最近、お米の値段にびっくりすることが増えました。
もちろんお米に限らず、さまざまな日用品や食材が値上がりしています。
限られた収入の中でやりくりしながら生活するのが、今の時代の当たり前になりつつあります。
この「値上げの波」は、医療業界にも確実に押し寄せています。
僕が所属している眼科業界も例外ではありません。
特に顕著なのが、海外から輸入される医療機器や消耗品の価格です。
アメリカをはじめとするメーカーが価格を上げれば、日本側もそれに応じるほかありません。
こうして、国際的な価格変動がそのまま日本の医療現場に影響を与える構図が見えてきます。
日本の医療制度と価格の仕組み
日本の医療業界は「保険診療」によって経済が回っています。
これは、検査や治療に対して国が定めた価格(診療報酬)に基づいて病院やクリニックが報酬を受け取る仕組みです。

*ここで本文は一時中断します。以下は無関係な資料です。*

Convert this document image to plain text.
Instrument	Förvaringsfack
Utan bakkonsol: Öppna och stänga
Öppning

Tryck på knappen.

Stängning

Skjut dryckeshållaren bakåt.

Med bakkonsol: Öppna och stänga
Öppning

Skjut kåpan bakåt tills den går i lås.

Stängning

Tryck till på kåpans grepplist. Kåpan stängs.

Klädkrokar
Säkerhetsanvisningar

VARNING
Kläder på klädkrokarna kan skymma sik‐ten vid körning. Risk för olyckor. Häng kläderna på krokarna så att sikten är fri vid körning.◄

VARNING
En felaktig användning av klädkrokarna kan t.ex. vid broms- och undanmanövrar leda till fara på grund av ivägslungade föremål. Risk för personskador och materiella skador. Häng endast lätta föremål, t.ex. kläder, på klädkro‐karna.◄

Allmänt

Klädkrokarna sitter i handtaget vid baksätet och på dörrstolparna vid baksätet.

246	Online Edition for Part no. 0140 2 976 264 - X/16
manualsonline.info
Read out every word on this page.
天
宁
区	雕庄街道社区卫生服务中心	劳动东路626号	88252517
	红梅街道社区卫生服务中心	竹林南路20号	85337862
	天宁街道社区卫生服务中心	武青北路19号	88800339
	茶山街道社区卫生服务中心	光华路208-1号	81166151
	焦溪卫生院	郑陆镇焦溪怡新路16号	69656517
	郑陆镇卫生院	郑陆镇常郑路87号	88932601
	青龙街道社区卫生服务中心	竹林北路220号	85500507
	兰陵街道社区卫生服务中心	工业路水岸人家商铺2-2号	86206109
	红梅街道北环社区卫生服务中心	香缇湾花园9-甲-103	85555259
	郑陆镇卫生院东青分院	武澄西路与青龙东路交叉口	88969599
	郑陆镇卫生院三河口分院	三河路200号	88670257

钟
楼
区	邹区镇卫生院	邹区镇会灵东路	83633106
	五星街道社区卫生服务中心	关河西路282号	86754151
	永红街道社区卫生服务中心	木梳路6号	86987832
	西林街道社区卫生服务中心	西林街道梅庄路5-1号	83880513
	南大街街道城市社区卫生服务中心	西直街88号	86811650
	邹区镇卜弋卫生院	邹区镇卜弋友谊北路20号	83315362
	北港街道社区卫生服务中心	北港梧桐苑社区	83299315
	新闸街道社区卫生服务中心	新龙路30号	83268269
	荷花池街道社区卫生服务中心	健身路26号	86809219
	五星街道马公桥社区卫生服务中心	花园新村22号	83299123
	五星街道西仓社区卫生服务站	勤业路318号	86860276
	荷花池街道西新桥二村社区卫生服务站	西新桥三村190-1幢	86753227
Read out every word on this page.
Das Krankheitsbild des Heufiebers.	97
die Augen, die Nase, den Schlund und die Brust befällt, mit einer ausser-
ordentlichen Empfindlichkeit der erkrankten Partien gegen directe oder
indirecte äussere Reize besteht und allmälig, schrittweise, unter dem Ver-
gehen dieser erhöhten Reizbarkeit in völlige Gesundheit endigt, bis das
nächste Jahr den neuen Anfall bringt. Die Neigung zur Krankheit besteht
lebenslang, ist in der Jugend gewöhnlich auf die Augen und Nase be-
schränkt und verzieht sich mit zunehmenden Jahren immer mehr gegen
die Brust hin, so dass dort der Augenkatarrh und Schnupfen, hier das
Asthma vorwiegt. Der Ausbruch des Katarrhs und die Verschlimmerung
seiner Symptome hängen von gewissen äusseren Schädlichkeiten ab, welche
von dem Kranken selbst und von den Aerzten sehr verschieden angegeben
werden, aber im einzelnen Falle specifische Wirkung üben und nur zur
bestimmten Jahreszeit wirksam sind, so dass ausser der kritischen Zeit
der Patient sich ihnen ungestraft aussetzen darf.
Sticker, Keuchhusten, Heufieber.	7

この診療報酬は2年ごとに厚生労働省が見直しており、昨今は医療費の抑制傾向から、価格が引き下げられることも少なくありません。
病院やクリニックの収益は、診療報酬から人件費・光熱費・機器代・消耗品代などの「原材料費」を差し引いた残りの部分になります。
つまり、この「原材料費」こそが、僕たち営業職が扱う製品の価格になるわけです。
原材料費の高騰が与える圧力
では、その原材料費が値上がりすると、現場では何が起こるのか。
保険診療によって診療報酬(売上)は固定されている以上、仕入れコストが上がると、直接的に病院やクリニックの利益を圧迫します。
飲食店であれば原価が上がった分、価格に転嫁するという方法もありますが、医療はそうはいきません。
価格転嫁が認められていないため、経費が増えれば増えるほど、医療機関の経営は苦しくなります。
こうした状況が続けば、より安い消耗品への切り替えや検査の削減など、品質低下に繋がる可能性すらあります。
「効率化」ではなく「妥協」になってしまえば、それは医療の質を損なう結果になりかねません。
おわりに:現場の工夫だけでは限界がある
価格が上がる理由は、世界的な情勢やコスト構造を見れば理解できます。
しかし、その調整を現場の営業や医療機関にだけ委ねるのは、あまりにも負担が大きいと感じます。
医療の質を維持しながらコストを吸収するには、営業側も、病院側も、そして制度そのものも、もう一歩踏み込んだ議論が必要ではないでしょうか。